B. Identification of SNX-BAR Partners

• Mass spectrometry identified SNX1, SNX2, SNX5, and SNX6 as novel binding partners of NCOA7-AS.
• Functional Requirement: CRISPRi-mediated depletion of SNX1/2 or SNX5/6 abolished the antiviral activity of NCOA7-AS and prevented endolysosomal overacidification.
• Specificity: While SNX1/2/5/6 were all identified, SNX5 and SNX6 were shown to be the primary direct interactors. Depletion of SNX5/6 had a more direct effect on NCOA7-AS function compared to SNX1/2, which also impacted NCOA7-AS expression levels indirectly.

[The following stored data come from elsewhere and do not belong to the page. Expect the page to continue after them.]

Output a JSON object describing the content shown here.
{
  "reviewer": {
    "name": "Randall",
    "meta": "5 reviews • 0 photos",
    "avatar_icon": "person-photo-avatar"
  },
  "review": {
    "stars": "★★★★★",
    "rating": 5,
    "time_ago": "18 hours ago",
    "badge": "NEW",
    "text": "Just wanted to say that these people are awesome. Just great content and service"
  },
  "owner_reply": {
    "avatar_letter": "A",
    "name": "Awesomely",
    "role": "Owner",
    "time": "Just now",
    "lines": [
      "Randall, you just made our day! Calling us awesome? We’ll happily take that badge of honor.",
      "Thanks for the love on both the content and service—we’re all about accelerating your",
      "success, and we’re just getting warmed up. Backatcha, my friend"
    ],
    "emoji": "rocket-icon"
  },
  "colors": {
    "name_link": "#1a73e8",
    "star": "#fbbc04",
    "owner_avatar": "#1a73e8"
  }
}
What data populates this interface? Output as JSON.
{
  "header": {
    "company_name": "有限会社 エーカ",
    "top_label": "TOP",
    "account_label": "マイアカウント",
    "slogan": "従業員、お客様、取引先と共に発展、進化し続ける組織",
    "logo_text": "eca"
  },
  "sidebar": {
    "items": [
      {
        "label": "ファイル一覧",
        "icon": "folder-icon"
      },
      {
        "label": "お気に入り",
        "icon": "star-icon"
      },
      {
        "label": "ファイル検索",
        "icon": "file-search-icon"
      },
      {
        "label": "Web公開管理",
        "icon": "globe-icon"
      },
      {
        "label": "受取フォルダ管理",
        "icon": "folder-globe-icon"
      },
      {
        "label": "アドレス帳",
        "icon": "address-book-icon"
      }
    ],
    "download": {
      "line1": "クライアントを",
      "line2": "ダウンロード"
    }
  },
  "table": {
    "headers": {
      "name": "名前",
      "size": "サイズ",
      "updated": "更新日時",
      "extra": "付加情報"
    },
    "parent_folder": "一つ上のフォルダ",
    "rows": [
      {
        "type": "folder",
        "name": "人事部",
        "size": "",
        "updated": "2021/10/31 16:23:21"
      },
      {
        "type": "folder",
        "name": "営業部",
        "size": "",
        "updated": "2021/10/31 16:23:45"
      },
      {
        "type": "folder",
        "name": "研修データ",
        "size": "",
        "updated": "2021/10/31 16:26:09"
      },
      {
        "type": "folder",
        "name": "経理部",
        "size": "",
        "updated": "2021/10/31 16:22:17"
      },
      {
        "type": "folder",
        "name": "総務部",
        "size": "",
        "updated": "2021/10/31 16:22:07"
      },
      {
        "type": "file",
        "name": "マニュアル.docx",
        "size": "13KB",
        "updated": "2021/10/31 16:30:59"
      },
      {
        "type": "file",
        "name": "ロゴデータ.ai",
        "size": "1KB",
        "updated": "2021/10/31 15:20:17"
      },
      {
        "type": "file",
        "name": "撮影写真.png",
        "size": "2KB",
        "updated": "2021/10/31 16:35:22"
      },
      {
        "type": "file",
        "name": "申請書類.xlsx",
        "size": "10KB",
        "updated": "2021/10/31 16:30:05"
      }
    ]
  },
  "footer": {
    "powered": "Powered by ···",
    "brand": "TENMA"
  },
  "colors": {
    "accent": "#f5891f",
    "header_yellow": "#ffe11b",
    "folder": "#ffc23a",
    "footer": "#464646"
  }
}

C. Structural Basis of Interaction

• Direct Binding: NCOA7-AS interacts directly with the PX domains of SNX5 and SNX6 via its N-terminal domain (NTD), not the TLDc domain.
• Crystal Structure: The structure of the PX-SNX5/NCOA7-AS-NTD complex revealed that the NTD forms a $\beta$-hairpin that binds to the PX domain of SNX5.
• Key Interface: The interaction mimics known SNX5 cargoes (like CI-MPR). A critical hydrophobic interaction occurs between Tyr14 (Y14) of NCOA7-AS and Phe136 (F136) of SNX5.
• Validation: Mutating Y14 to Alanine (Y14A) abolished binding to SNX5/6 and eliminated antiviral activity. Conversely, the conservative Y14F mutation retained binding and full antiviral function. The reciprocal mutation F136A in SNX5 significantly increased the $K_d$ (weakened binding).

D. Mechanism of Action

The study proposes a model where NCOA7-AS acts as a molecular bridge:

1. NCOA7-AS binds SNX5/6 via its N-terminal domain (Y14-F136 interaction).
2. NCOA7-AS simultaneously binds the V-ATPase via its TLDc domain (G91 interaction).
3. This complex formation leads to the overacidification of the endolysosomal compartment.
4. The altered pH environment disrupts the delicate pH gradient required for IAV membrane fusion and uncoating, thereby blocking viral entry.

4. Significance

• Mechanistic Insight: This study resolves the "black box" of NCOA7-AS function, demonstrating that its antiviral activity is not solely dependent on V-ATPase binding but requires the recruitment of SNX-BAR proteins (specifically SNX5/6).
• Structural Biology: It provides the first high-resolution crystal structure of an NCOA7-AS complex, defining the specific residues (Y14 and G91) that are critical for its dual interaction with SNXs and V-ATPase.
• Therapeutic Potential: Identifying these specific host factors and critical residues offers new targets for antiviral drug development. Disrupting the NCOA7-AS/SNX5/6 interface could potentially modulate host defense mechanisms, while understanding how viruses might evade this pathway could inform broad-spectrum antiviral strategies.
• Broader Context: The findings highlight the complexity of TLDc-containing proteins, suggesting their activity is modulated by specific cellular partners (SNXs) rather than acting in isolation, challenging previous in vitro models that suggested TLDc domains simply inhibit V-ATPase assembly.

In conclusion, the paper establishes that SNX5 and SNX6 are essential co-factors for NCOA7-AS-mediated antiviral defense against Influenza A, acting through a specific structural interface that drives endolysosomal hyperacidification to block viral entry.